SPD streitet über Kanzlerkandidaten: Steinbrück prescht vor
Der Ex-Finanzminister Peer Steinbrück will Kanzlerkandidat der SPD werden. Die Generalsekretärin Andrea Nahles ist empört. Doch die Parteirechte unterstützt ihn.
KÖLN taz | In der SPD ist ein Streit um ihren nächsten Kanzlerkandidaten für die Bundestagswahl 2013 entbrannt. Anlass ist ein Interview Peer Steinbrücks, mit dem sich der ehemalige Bundesfinanzminister selbst für den Job ins Gespräch gebracht hat. "Der Zeitpunkt wird kommen, wo ich mich in Absprache mit zwei oder drei Führungspersönlichkeiten der SPD darüber zusammensetze", sagte der 64-Jährige in einer am Sonntag ausgestrahlten Talksendung des Hessischen Rundfunks. Während SPD-Generalsekretärin Andrea Nahles und Parteilinke kräftig verstimmt auf den Vorstoß reagierten, kommt Unterstützung für Steinbrück vom rechten Parteiflügel.
Für den Fall seiner Kandidatur kündigte Steinbrück vollen Einsatz an: "Wenn Sie sich entscheiden, für so etwas zu kandidieren, dann mit voller Kraft und mehr als 100 Prozent." Denn "dann wollen Sie gewinnen, und zwar mit jeder Faser Ihres Körpers", sagte der Bundestagsabgeordnete, der sich nach der Niederlage bei der Bundestagswahl 2009 aus der SPD-Spitze zurückgezogen hatte. Allerdings, so fügte er hinzu, sei die Frage für ihn "noch nicht geklärt". Denn zum jetzigen Zeitpunkt halte er eine Kandidatendiskussion in der SPD für falsch. "Ich würde mit jeder öffentlichen Einlassung eine solche zunächst intern zu führende Debatte mehr irritieren und belasten", so Steinbrück.
Doch das Signal ist angekommen - und sorgt für Aufregung. "Selbstausrufungen sind in einer modernen demokratischen Partei wie der SPD aus der Mode gekommen", kanzelte Andrea Nahles im Tagesspiegel Steinbrück ab. Ähnlich äußerten sich auch Vertreter der Parteilinken, wie der schleswig-holsteinische Landesvorsitzende Ralf Stegner. "Es ist jetzt überhaupt nicht die Zeit, sich selbst ins Gespräch zu bringen", sagte Stegner der Bild am Sonntag.
"Diskussion völlig überflüssig"
Diplomatischere Töne schlug der Vizevorsitzende der nordrhein-westfälischen SPD, Jochen Ott, an. "Ich bin froh, dass die SPD mehrere Leute hat, die in der Lage sind, das zu machen", sagte Ott der taz. "Peer Steinbrück gehört sicherlich dazu." Allerdings bestehe gegenwärtig "absolut keine Notwendigkeit" für eine Diskussion über den künftigen Kanzlerkandidaten.
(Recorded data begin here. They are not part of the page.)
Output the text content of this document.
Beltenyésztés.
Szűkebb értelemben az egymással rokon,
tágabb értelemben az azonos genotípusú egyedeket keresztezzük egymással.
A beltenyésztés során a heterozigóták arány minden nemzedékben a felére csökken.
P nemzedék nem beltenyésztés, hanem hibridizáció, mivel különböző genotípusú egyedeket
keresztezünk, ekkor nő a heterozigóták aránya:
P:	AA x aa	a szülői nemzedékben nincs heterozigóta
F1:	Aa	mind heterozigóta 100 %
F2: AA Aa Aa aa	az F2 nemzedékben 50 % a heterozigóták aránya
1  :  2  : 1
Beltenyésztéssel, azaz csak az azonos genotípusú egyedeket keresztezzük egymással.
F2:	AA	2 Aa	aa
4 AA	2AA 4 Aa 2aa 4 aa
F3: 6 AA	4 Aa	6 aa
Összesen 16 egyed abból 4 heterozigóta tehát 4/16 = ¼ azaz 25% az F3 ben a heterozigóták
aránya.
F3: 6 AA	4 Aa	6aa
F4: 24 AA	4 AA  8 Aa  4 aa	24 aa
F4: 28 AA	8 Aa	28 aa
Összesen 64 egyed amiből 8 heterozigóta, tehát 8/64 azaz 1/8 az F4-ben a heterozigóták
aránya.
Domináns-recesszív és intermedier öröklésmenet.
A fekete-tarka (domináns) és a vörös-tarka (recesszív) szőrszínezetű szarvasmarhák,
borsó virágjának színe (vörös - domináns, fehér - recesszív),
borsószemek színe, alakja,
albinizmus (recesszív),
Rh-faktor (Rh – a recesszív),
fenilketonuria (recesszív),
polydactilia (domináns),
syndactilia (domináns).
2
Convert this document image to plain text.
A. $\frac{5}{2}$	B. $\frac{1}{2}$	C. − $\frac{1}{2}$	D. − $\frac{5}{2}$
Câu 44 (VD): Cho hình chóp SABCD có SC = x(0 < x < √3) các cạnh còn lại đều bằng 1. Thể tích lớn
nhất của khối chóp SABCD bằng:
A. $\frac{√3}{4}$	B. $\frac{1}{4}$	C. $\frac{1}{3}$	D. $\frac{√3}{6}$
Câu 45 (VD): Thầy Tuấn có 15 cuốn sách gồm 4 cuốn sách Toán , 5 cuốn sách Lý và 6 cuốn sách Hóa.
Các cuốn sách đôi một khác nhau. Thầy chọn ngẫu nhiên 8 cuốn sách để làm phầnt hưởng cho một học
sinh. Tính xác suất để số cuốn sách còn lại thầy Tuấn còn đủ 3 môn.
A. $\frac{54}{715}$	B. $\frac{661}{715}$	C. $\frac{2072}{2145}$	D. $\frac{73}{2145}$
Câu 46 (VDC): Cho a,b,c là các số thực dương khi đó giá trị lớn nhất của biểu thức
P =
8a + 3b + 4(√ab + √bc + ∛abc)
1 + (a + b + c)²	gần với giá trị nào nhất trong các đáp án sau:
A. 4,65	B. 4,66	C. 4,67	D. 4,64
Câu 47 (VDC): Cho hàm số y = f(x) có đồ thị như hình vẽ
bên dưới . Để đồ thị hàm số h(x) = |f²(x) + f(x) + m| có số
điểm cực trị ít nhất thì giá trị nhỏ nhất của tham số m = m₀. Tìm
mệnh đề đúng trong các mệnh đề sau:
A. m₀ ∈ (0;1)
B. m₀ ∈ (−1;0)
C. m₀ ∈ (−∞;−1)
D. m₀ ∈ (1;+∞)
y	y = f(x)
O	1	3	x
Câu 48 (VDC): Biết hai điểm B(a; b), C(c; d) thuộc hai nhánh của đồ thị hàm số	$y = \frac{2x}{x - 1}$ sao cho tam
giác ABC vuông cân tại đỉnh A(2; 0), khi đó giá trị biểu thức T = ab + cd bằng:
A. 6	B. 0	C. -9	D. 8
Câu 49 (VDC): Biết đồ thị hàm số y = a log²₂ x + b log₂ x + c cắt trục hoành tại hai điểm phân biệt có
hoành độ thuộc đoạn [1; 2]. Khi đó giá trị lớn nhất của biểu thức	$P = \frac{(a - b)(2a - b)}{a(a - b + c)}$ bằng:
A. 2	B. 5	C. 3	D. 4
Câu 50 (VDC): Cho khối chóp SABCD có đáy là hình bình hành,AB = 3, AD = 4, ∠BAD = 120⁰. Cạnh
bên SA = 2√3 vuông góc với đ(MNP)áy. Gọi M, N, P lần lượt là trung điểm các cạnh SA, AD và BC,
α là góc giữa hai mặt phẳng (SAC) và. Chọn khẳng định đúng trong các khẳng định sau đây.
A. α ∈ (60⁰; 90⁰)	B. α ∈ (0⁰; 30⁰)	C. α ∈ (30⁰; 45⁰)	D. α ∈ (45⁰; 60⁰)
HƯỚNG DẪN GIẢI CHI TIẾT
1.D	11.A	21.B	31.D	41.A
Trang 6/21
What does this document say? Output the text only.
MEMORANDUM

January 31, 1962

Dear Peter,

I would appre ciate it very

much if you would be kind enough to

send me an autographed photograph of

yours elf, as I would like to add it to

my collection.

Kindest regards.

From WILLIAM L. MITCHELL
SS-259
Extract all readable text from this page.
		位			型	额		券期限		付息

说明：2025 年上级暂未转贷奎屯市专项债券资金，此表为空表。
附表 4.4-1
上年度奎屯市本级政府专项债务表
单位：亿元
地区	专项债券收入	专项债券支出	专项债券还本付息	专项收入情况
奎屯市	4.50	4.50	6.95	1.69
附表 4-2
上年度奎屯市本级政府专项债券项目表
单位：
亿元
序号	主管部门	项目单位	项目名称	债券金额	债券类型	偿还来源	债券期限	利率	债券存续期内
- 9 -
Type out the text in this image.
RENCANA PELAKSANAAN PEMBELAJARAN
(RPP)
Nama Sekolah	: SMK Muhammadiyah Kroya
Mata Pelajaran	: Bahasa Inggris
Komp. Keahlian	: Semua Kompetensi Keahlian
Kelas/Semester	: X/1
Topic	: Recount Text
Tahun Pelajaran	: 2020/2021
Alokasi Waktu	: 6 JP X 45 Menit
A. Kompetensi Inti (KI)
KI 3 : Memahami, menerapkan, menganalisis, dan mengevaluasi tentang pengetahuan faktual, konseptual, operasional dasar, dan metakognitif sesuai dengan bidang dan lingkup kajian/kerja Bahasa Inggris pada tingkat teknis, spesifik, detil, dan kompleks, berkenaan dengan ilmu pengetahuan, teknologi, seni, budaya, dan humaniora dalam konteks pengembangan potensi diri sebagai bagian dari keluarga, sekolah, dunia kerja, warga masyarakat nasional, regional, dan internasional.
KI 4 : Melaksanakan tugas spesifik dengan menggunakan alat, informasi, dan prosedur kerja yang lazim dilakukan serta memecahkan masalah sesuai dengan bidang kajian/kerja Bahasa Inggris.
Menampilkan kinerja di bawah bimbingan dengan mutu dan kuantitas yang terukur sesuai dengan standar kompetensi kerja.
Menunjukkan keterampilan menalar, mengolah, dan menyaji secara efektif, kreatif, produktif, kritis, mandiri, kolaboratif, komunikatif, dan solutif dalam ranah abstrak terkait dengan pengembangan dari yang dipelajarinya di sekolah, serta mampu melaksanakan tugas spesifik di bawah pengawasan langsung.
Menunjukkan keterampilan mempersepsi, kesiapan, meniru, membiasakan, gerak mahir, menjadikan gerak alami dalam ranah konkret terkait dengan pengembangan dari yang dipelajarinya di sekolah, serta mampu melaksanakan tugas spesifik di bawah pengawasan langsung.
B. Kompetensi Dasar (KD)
Deswegen sei sie derzeit auch "völlig überflüssig".
Offensive Rückendeckung erhält Steinbrück vor allem von der Parteirechten. "Natürlich gehört er zu dem Kreis potenzieller Kandidaten und ich bin froh, dass er das auch so sieht", sagte der Sprecher des Seeheimer Kreises, Garrelt Duin, Spiegel Online. "Jeder in der SPD sollte sich über Peer Steinbrück als starkes Aushängeschild freuen." Aus den Reihen der konservativen Seeheimer wird der frühere nordrhein-westfälische Ministerpräsident schon seit einiger Zeit ins Gespräch gebracht.
Neben sich selbst und dem SPD-Fraktionschef Frank-Walter Steinmeier hatte SPD-Parteichef Sigmar Gabriel Mitte April alle gewählten SPD-Ministerpräsidenten als potenzielle Kanzlerkandidaten genannt. Eine Entscheidung darüber, wer für die SPD seinen Hut gegen Amtsinhaberin Angela Merkel in den Ring wirft, soll nach den Vorstellungen der SPD-Führung jedoch frühestens in einem Jahr fallen.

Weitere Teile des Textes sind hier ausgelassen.